Thank you jane ayres!

White Horse Pilgrim said...

My old grey who is out on loan became extremely alarmed the first time he was clipped by the lady who has him. All this white stuff was landing around him in the stable and he was frightened. (It wasn't the clipper - we checked - no, it was the white fur that had appeared from nowhere!)

That gelding had grown up in an area where bears and wolves were common. He was very much atuned to natural hazards and would on occasions clearly ask me whether to run. He was ready to fly. People and machinery were 'safe' by comparison.

A friend told me of a whole group of horses bolting on an organised ride because they saw a donkey. That was in France. Here in England it's pigs that alarm native horses. I've been in a lesson where there was a pig outside one corner of the arena and every horse spooked by that corner on each circuit.

Laura Crum said...

WHP--I learned about the pig thing the hard way. I hadn't known that many horses are afraid of pigs until I tried to ride a seasoned old ranch horse through a pig farm, and he almost flipped over backward with me.

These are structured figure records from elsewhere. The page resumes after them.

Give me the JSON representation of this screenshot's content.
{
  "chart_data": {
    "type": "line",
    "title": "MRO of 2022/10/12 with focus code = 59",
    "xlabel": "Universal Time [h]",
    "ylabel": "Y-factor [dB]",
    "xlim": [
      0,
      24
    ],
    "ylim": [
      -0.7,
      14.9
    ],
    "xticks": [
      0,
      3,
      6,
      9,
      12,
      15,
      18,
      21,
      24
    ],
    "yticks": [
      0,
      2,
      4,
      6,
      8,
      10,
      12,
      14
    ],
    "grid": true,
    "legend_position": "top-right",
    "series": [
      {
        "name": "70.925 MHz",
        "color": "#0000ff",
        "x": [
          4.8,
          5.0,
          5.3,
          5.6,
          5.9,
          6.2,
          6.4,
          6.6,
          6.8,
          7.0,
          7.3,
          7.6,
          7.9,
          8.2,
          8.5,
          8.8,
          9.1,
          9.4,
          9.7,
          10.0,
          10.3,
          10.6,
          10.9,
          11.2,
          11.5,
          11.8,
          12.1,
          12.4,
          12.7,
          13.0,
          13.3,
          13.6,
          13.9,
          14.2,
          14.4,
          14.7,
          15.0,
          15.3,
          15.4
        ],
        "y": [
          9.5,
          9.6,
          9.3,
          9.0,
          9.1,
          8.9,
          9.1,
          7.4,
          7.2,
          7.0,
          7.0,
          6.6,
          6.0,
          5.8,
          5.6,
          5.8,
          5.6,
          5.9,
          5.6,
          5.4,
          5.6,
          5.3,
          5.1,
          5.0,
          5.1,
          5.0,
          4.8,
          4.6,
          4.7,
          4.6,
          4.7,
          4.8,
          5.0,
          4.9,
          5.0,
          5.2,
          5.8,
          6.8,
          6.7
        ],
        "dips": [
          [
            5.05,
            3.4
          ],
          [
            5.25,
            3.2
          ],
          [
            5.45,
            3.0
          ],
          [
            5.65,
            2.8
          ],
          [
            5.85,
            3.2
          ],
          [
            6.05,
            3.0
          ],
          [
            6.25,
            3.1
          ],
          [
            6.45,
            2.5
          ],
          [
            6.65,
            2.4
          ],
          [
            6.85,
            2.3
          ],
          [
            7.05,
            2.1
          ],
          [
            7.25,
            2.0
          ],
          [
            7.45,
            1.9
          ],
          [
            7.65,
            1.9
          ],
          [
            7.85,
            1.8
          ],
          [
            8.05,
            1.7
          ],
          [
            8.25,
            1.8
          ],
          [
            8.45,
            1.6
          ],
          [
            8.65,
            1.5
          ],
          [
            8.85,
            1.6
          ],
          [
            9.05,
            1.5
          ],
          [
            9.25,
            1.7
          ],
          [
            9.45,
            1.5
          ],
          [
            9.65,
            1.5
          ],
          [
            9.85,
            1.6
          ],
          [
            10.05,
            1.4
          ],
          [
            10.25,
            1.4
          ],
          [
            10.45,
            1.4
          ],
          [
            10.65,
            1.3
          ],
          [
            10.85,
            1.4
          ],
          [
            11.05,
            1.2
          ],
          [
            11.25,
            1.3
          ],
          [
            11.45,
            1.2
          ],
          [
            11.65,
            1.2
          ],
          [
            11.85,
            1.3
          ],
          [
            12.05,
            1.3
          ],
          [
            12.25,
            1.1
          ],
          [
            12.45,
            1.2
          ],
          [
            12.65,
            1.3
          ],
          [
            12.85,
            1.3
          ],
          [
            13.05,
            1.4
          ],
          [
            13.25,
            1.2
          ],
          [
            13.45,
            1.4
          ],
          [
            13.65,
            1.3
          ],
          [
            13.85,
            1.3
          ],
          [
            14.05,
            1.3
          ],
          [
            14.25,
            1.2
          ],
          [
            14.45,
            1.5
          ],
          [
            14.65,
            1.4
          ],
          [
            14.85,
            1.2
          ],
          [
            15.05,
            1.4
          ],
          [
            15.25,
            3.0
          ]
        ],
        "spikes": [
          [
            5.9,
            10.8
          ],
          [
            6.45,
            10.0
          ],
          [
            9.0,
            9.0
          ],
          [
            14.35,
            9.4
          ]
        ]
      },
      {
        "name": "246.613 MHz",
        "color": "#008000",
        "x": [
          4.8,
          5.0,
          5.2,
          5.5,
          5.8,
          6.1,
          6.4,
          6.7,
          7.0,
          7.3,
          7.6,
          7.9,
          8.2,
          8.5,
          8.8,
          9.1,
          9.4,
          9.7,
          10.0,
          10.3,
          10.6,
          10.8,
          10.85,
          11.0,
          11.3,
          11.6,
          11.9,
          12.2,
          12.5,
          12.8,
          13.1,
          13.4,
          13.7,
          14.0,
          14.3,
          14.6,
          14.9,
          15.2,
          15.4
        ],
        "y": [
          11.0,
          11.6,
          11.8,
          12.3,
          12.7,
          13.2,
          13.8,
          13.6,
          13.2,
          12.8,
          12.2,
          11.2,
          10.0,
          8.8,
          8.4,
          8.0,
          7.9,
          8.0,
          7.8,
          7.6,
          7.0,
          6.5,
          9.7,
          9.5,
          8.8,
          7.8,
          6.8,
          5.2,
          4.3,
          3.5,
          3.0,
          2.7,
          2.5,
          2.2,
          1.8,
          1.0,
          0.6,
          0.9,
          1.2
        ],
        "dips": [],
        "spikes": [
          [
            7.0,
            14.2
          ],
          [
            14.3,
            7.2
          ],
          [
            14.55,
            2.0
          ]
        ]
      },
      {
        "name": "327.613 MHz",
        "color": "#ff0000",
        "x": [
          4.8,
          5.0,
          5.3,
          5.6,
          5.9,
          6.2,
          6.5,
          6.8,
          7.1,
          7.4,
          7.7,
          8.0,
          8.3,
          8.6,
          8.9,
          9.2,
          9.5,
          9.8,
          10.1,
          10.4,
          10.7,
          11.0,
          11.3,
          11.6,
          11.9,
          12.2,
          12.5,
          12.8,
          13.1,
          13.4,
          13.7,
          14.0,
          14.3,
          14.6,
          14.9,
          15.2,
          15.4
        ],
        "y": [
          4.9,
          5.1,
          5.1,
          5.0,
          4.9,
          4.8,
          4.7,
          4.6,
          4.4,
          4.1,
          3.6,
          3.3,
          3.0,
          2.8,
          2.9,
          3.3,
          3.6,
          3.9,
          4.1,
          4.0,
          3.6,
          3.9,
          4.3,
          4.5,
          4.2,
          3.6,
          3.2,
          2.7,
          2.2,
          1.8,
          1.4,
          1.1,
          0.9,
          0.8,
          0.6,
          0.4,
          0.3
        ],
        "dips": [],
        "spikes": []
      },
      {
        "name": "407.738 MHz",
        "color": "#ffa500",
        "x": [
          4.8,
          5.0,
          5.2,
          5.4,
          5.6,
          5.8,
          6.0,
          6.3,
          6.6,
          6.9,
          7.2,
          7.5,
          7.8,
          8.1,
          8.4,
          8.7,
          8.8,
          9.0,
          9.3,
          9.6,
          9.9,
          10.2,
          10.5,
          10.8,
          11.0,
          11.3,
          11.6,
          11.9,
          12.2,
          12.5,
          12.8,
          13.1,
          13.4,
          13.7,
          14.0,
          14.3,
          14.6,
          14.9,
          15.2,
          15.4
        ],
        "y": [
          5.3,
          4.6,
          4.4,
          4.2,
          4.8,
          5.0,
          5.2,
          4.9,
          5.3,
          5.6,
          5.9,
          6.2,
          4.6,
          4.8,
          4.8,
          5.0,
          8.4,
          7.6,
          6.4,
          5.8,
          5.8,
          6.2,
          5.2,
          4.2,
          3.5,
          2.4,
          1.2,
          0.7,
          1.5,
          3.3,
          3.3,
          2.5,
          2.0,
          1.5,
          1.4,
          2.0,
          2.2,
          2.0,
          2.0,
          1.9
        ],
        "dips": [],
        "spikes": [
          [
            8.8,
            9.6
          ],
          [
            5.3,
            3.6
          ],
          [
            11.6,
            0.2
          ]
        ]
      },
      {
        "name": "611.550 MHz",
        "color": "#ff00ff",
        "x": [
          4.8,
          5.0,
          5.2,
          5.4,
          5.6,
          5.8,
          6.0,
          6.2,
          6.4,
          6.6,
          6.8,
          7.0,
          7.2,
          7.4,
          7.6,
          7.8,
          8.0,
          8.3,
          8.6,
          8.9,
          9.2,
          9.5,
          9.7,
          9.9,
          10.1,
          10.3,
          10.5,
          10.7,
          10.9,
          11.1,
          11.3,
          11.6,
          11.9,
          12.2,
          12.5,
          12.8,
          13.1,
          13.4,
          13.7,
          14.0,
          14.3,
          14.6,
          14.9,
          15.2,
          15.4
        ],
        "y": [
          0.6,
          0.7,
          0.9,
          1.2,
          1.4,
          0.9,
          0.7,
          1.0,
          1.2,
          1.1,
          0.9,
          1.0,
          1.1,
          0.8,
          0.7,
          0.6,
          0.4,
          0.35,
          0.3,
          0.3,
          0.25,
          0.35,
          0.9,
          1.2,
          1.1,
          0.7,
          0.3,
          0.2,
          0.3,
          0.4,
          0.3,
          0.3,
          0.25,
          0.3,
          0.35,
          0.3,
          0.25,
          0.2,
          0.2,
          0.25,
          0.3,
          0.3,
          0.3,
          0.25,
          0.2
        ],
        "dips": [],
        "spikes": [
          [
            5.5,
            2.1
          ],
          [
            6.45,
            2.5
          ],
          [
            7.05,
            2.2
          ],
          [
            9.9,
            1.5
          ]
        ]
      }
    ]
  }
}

I told my cowboy uncle this story and he laughed and said, "A lot of horses are scared of pigs." Ok then...wish somebody had told me.

Interesting that your gelding was able to "use" his fear instincts in intelligent ways.

Alison said...

Oh to read the horses's minds as to what the 'thing' that landed possibly could have been. Obviously, they did not perceive it as predator (thank goodness.)

As always, I enjoyed the trail ride along with you.

Laura Crum said...

Alison--I was really surprised that they didn't show any alarm. I fully expected it!

RiderWriter said...

OOOh, I'm so jealous of your beautiful beach riding! The only time I've ever ridden on a beach is in CA, actually. It's a shame it was a grey and overcast day but it still was fun.

I was trail riding with a friend on one of her horses when a couple of mountain bikers came around a corner all of a sudden. My horse stopped, stood still and looked verrrrrry hard at them with his ears up, but thank goodness, no major fireworks. His calmness translated to his buddy on whom my friend was mounted. After the bikers had passed us, my friend said, "WOW - Leafy was really good, he's never seen anyone on a bicycle before!" O.o I had not known that, and in retrospect, it's probably a good thing or I would have been seriously freaking out!